Um novo ciclone extratropical deve alterar o tempo no Sul do Brasil neste fim de semana, marcando o primeiro evento desse tipo a impactar diretamente a região em 2026. De acordo com dados do Climatempo, Nottus Meteorologia e Simepar, o sistema se forma entre o Uruguai e o Rio Grande do Sul e tem potencial para provocar chuva forte, ventania, queda de granizo e até formação de tornados em áreas específicas. A situação exige atenção redobrada em parte do Sul e em estados próximos, principalmente entre os dias 9 e 12 de janeiro, com possibilidade de transtornos em áreas urbanas, rodovias e zonas rurais.

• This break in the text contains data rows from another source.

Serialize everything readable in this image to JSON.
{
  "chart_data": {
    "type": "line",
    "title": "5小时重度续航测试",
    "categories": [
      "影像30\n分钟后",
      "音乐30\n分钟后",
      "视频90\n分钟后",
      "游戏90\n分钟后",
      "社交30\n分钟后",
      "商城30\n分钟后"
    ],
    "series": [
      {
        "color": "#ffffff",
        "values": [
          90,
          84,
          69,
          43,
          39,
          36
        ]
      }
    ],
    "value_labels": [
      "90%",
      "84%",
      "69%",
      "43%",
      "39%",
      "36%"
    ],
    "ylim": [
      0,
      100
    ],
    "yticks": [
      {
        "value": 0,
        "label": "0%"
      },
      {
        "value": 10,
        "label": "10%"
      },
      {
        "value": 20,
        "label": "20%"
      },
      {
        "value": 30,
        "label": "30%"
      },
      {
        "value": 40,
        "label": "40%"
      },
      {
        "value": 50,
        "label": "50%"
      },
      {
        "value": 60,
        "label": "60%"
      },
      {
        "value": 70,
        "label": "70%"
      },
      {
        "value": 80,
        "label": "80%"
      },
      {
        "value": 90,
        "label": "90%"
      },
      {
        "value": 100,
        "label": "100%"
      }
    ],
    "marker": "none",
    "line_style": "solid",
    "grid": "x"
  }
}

Quais áreas serão mais afetadas pelo ciclone extratropical no Brasil?
O coração do sistema se forma entre o Uruguai e o Rio Grande do Sul, mas os efeitos do ciclone extratropical se estendem para Paraná, Santa Catarina, São Paulo e Mato Grosso do Sul. O Paraná aparece como um dos estados com maior risco de temporais, granizo, rajadas de vento intensas e eventual formação de tornados em setores isolados, sobretudo em áreas de planalto e interior.
No Rio Grande do Sul, a Defesa Civil prevê condição mais crítica para o Centro e o Oeste, com acumulados de chuva em torno de 100 mm em apenas 6 horas e ventos entre 80 km/h e 100 km/h. Já a frente fria associada ao sistema reforça a chuva em São Paulo e Mato Grosso do Sul, enquanto os demais estados do Sudeste e do Centro-Oeste tendem a sentir apenas reflexos indiretos, como aumento de nebulosidade e ligeira queda de temperatura.
Como o tempo deve evoluir até o dia 12 de janeiro?
Segundo o Simepar, o sistema começa a se organizar na sexta-feira (9), ganha força e se estrutura completamente entre sábado (10) e domingo (11), mantendo a atmosfera bastante instável. Nesse período, áreas isoladas de instabilidade podem provocar temporais localizados mesmo onde não chove o dia todo, com variações rápidas de céu claro para chuva intensa.
A previsão indica que, no dia 12 de janeiro, o ciclone extratropical já estará mais afastado em alto-mar, reduzindo gradualmente sua influência direta sobre o Sul. Mesmo assim, podem persistir nebulosidade, mar agitado, ressaca e episódios de chuva fraca ou moderada na faixa litorânea, antes de um processo mais consistente de estabilização do tempo e diminuição dos alertas de tempo severo.
Quais são as principais medidas de proteção?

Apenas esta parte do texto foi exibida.